I’m in the back of his car. She’s lying on my chest after I moved to lean against the corner. I’d rather not rest against the steep incline of the hatchback any longer. It’s my playlist tonight. The song is about ending up alone. That’s not anything I’m worried about; ending up alone.

Even lyrics who find themselves wholly out of context in one’s life can make you feel something. Au/Ra sings sad songs. I’m not really sad in the same way she presents sadness.

The next song that comes on makes me smile to myself.

I’ve laid all the way down from my sitting position. The song nearly puts him to sleep. Inexplicably, like a raindrop falling on your nose during a cloudless evening, that’s the funniest thing to me. Xy doesn’t like songs without much dynamism, and yet, here xy is, nestled against me like it’s the last thing xy’ll ever hear. All I can think is that I’m the luckiest girl in the world.

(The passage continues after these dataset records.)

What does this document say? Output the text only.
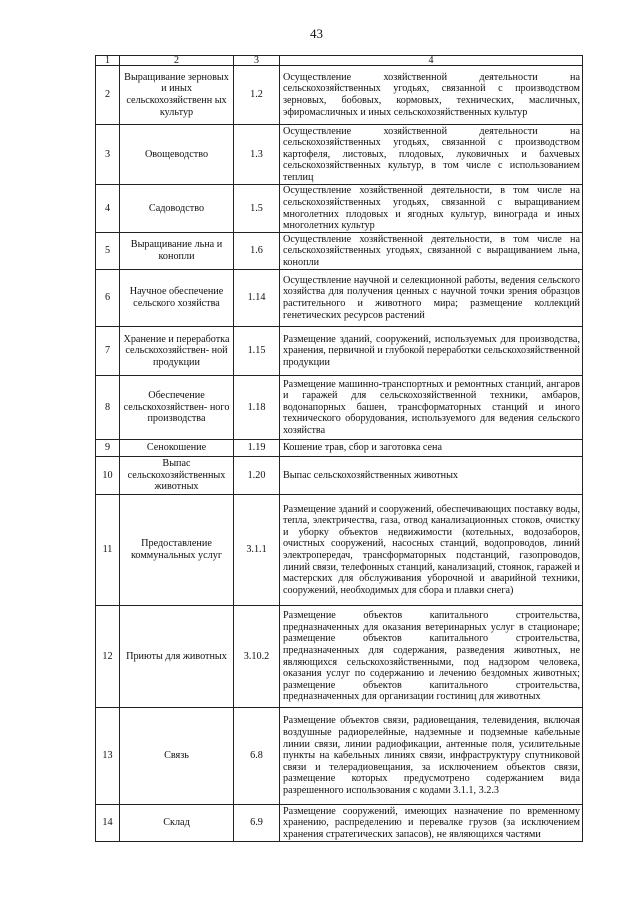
43
1	2	3	4
2	Выращивание зерновых и иных сельскохозяйственн ых культур	1.2	Осуществление хозяйственной деятельности на сельскохозяйственных угодьях, связанной с производством зерновых, бобовых, кормовых, технических, масличных, эфиромасличных и иных сельскохозяйственных культур
3	Овощеводство	1.3	Осуществление хозяйственной деятельности на сельскохозяйственных угодьях, связанной с производством картофеля, листовых, плодовых, луковичных и бахчевых сельскохозяйственных культур, в том числе с использованием теплиц
4	Садоводство	1.5	Осуществление хозяйственной деятельности, в том числе на сельскохозяйственных угодьях, связанной с выращиванием многолетних плодовых и ягодных культур, винограда и иных многолетних культур
5	Выращивание льна и конопли	1.6	Осуществление хозяйственной деятельности, в том числе на сельскохозяйственных угодьях, связанной с выращиванием льна, конопли
6	Научное обеспечение сельского хозяйства	1.14	Осуществление научной и селекционной работы, ведения сельского хозяйства для получения ценных с научной точки зрения образцов растительного и животного мира; размещение коллекций генетических ресурсов растений
7	Хранение и переработка сельскохозяйствен- ной продукции	1.15	Размещение зданий, сооружений, используемых для производства, хранения, первичной и глубокой переработки сельскохозяйственной продукции
8	Обеспечение сельскохозяйствен- ного производства	1.18	Размещение машинно-транспортных и ремонтных станций, ангаров и гаражей для сельскохозяйственной техники, амбаров, водонапорных башен, трансформаторных станций и иного технического оборудования, используемого для ведения сельского хозяйства
9	Сенокошение	1.19	Кошение трав, сбор и заготовка сена
10	Выпас сельскохозяйственных животных	1.20	Выпас сельскохозяйственных животных
11	Предоставление коммунальных услуг	3.1.1	Размещение зданий и сооружений, обеспечивающих поставку воды, тепла, электричества, газа, отвод канализационных стоков, очистку и уборку объектов недвижимости (котельных, водозаборов, очистных сооружений, насосных станций, водопроводов, линий электропередач, трансформаторных подстанций, газопроводов, линий связи, телефонных станций, канализаций, стоянок, гаражей и мастерских для обслуживания уборочной и аварийной техники, сооружений, необходимых для сбора и плавки снега)
12	Приюты для животных	3.10.2	Размещение объектов капитального строительства, предназначенных для оказания ветеринарных услуг в стационаре; размещение объектов капитального строительства, предназначенных для содержания, разведения животных, не являющихся сельскохозяйственными, под надзором человека, оказания услуг по содержанию и лечению бездомных животных; размещение объектов капитального строительства, предназначенных для организации гостиниц для животных
13	Связь	6.8	Размещение объектов связи, радиовещания, телевидения, включая воздушные радиорелейные, надземные и подземные кабельные линии связи, линии радиофикации, антенные поля, усилительные пункты на кабельных линиях связи, инфраструктуру спутниковой связи и телерадиовещания, за исключением объектов связи, размещение которых предусмотрено содержанием вида разрешенного использования с кодами 3.1.1, 3.2.3
14	Склад	6.9	Размещение сооружений, имеющих назначение по временному хранению, распределению и перевалке грузов (за исключением хранения стратегических запасов), не являющихся частями
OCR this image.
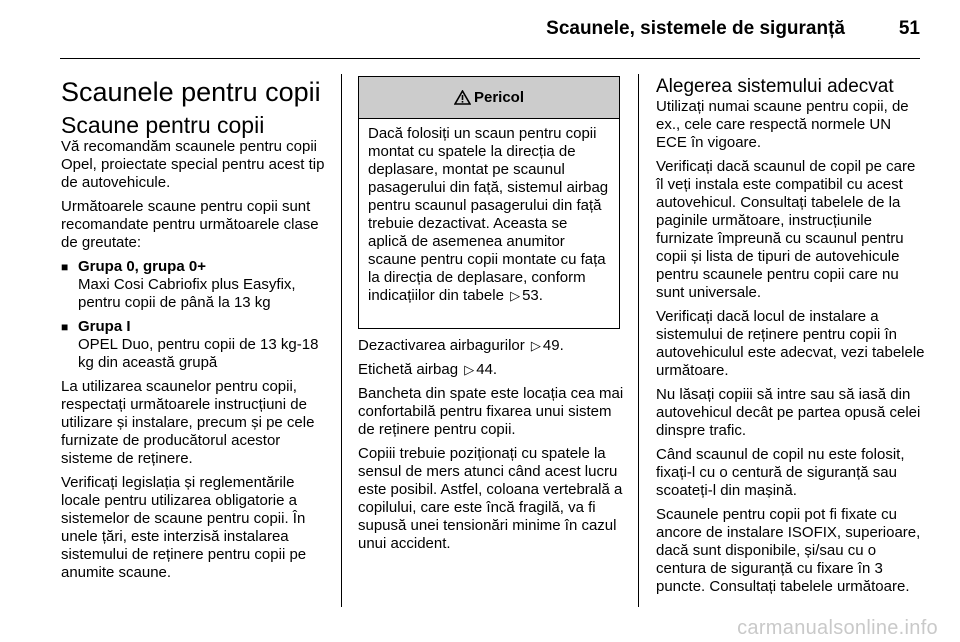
Scaunele, sistemele de siguranță	51
Scaunele pentru copii
Scaune pentru copii

Vă recomandăm scaunele pentru copii Opel, proiectate special pentru acest tip de autovehicule.

Următoarele scaune pentru copii sunt recomandate pentru următoarele clase de greutate:

■ Grupa 0, grupa 0+

Maxi Cosi Cabriofix plus Easyfix, pentru copii de până la 13 kg

■ Grupa I

OPEL Duo, pentru copii de 13 kg-18 kg din această grupă

La utilizarea scaunelor pentru copii, respectați următoarele instrucțiuni de utilizare și instalare, precum și pe cele furnizate de producătorul acestor sisteme de reținere.

Verificați legislația și reglementările locale pentru utilizarea obligatorie a sistemelor de scaune pentru copii. În unele țări, este interzisă instalarea sistemului de reținere pentru copii pe anumite scaune.

Pericol
Dacă folosiți un scaun pentru copii montat cu spatele la direcția de deplasare, montat pe scaunul pasagerului din față, sistemul airbag pentru scaunul pasagerului din față trebuie dezactivat. Aceasta se aplică de asemenea anumitor scaune pentru copii montate cu fața la direcția de deplasare, conform indicațiilor din tabele ▷ 53.

Dezactivarea airbagurilor ▷ 49.

Etichetă airbag ▷ 44.

Bancheta din spate este locația cea mai confortabilă pentru fixarea unui sistem de reținere pentru copii.

Copiii trebuie poziționați cu spatele la sensul de mers atunci când acest lucru este posibil. Astfel, coloana vertebrală a copilului, care este încă fragilă, va fi supusă unei tensionări minime în cazul unui accident.

Alegerea sistemului adecvat

Utilizați numai scaune pentru copii, de ex., cele care respectă normele UN ECE în vigoare.

Verificați dacă scaunul de copil pe care îl veți instala este compatibil cu acest autovehicul. Consultați tabelele de la paginile următoare, instrucțiunile furnizate împreună cu scaunul pentru copii și lista de tipuri de autovehicule pentru scaunele pentru copii care nu sunt universale.

Verificați dacă locul de instalare a sistemului de reținere pentru copii în autovehiculul este adecvat, vezi tabelele următoare.

Nu lăsați copiii să intre sau să iasă din autovehicul decât pe partea opusă celei dinspre trafic.

Când scaunul de copil nu este folosit, fixați-l cu o centură de siguranță sau scoateți-l din mașină.

Scaunele pentru copii pot fi fixate cu ancore de instalare ISOFIX, superioare, dacă sunt disponibile, și/sau cu o centura de siguranță cu fixare în 3 puncte. Consultați tabelele următoare.

carmanualsonline.info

It blares in my head like a foghorn over the ocean chop.

I have to piss. There’s a small forest on the edge of a hardly-used road about a hundred meters from the car. I close the door and am met with my favorite sound in the world: the wind.

While walking off the sidewalk towards the trees, I fail to heed her advice from a few nights ago: the tire tracks are still muddy. Ah, well. At least the winter trees are pretty. Barren, but honestly, I like them that way.

I walk back to civilization, a scant hop and a leap over those damn tire tracks. He’s still there, waiting for me.